From: "bibo,mao" <bibo.mao@intel.com>
To: linux-ia64@vger.kernel.org
Subject: Re: [PATCH]IA64 trap code 16 bytes atomic copy on montecito, take
Date: Thu, 02 Nov 2006 06:51:18 +0000 [thread overview]
Message-ID: <45499566.7020800@intel.com> (raw)
In-Reply-To: <454961EE.4070608@intel.com>
Keith Owens wrote:
> "bibo,mao" (on Thu, 02 Nov 2006 11:11:42 +0800) wrote:
>> +#define ia64_ld16(low, addr) \
>> + asm volatile(";;ld16 %0=[%1];;":"=r"(low):"r"(addr):"memory")
>> +#define ia64_st16(low, addr) \
>> + asm volatile(";;st16 [%1]=%0;;"::"r"(low),"r"(addr):"memory")
>> ...
>> +#define ia64_st16(low, addr) __st16(__sttype_none, __sthint_none, addr, low)
>> +#define ia64_ld16(low, addr) \
>> + low = __ld16(__ldtype_none, __ldtype_none, addr)
>> +
>
> ld16 clobbers ar.csd, that needs to be added to the definition of
> ia64_ld16.
It seems that gcc does not support inline asm clobber for ar.csd register,
so here I leave clobber register as empty.
>
> ia64_ld16 does not need a memory clobber.
memory clobber is removed here.
>
> Strictly speaking, ia64_st16 does not need a memory clobber. addr
> should be a write operand (not read as you have it) and gcc should see
> that addr is clobbered. However we clobber 16 bytes starting at addr
> and I suspect that gcc has no way of telling about the second set of 8
> bytes.
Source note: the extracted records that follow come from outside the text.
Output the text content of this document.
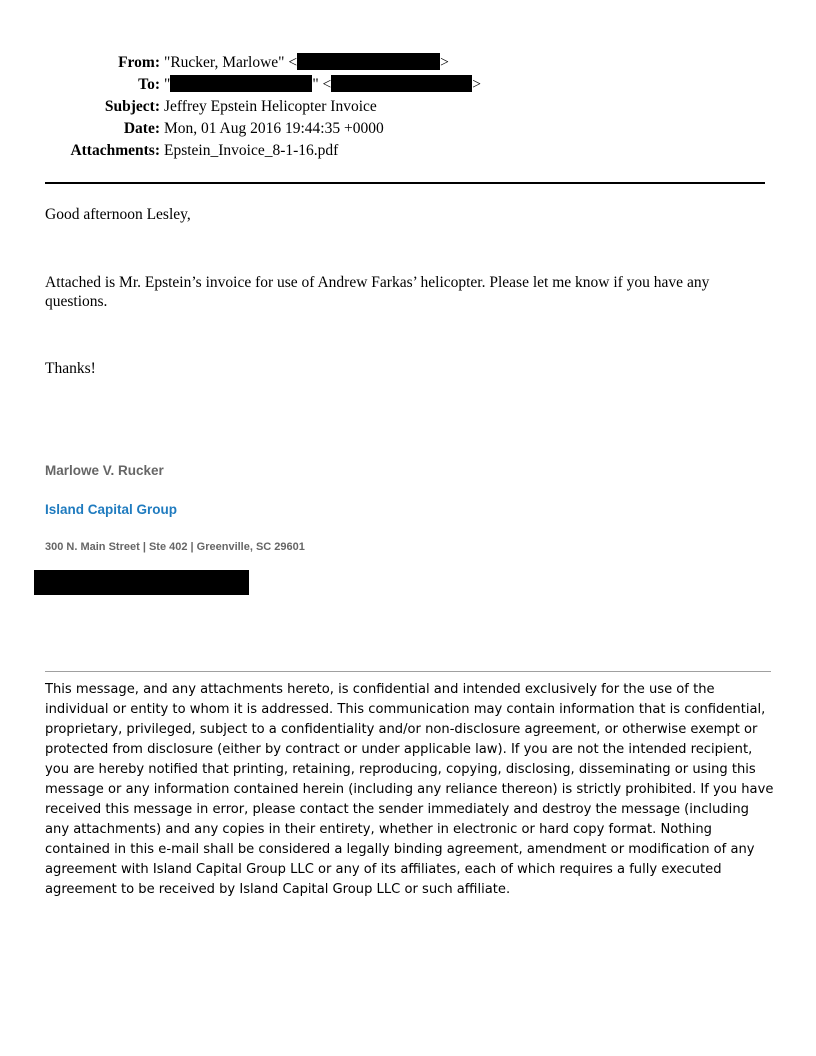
From: "Rucker, Marlowe" <	>
To: "	" <	>
Subject: Jeffrey Epstein Helicopter Invoice
Date: Mon, 01 Aug 2016 19:44:35 +0000
Attachments: Epstein_Invoice_8-1-16.pdf
Good afternoon Lesley,
Attached is Mr. Epstein’s invoice for use of Andrew Farkas’ helicopter. Please let me know if you have any questions.
Thanks!
Marlowe V. Rucker
Island Capital Group
300 N. Main Street | Ste 402 | Greenville, SC 29601
This message, and any attachments hereto, is confidential and intended exclusively for the use of the individual or entity to whom it is addressed. This communication may contain information that is confidential, proprietary, privileged, subject to a confidentiality and/or non-disclosure agreement, or otherwise exempt or protected from disclosure (either by contract or under applicable law). If you are not the intended recipient, you are hereby notified that printing, retaining, reproducing, copying, disclosing, disseminating or using this message or any information contained herein (including any reliance thereon) is strictly prohibited. If you have received this message in error, please contact the sender immediately and destroy the message (including any attachments) and any copies in their entirety, whether in electronic or hard copy format. Nothing contained in this e-mail shall be considered a legally binding agreement, amendment or modification of any agreement with Island Capital Group LLC or any of its affiliates, each of which requires a fully executed agreement to be received by Island Capital Group LLC or such affiliate.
In this case, we may have to stick with a memory clobber on
> ia64_st16.
>
>> +#define kprobe_update_bundle(dest, src) \
>> +do { \
>> + unsigned long low; \
>> + ia64_ld16(low, src); \
>> + ia64_st16(low, dest); \
>> +} while (0)
>
> Using unsigned long (8 bytes) is misleading for a 16 byte operation.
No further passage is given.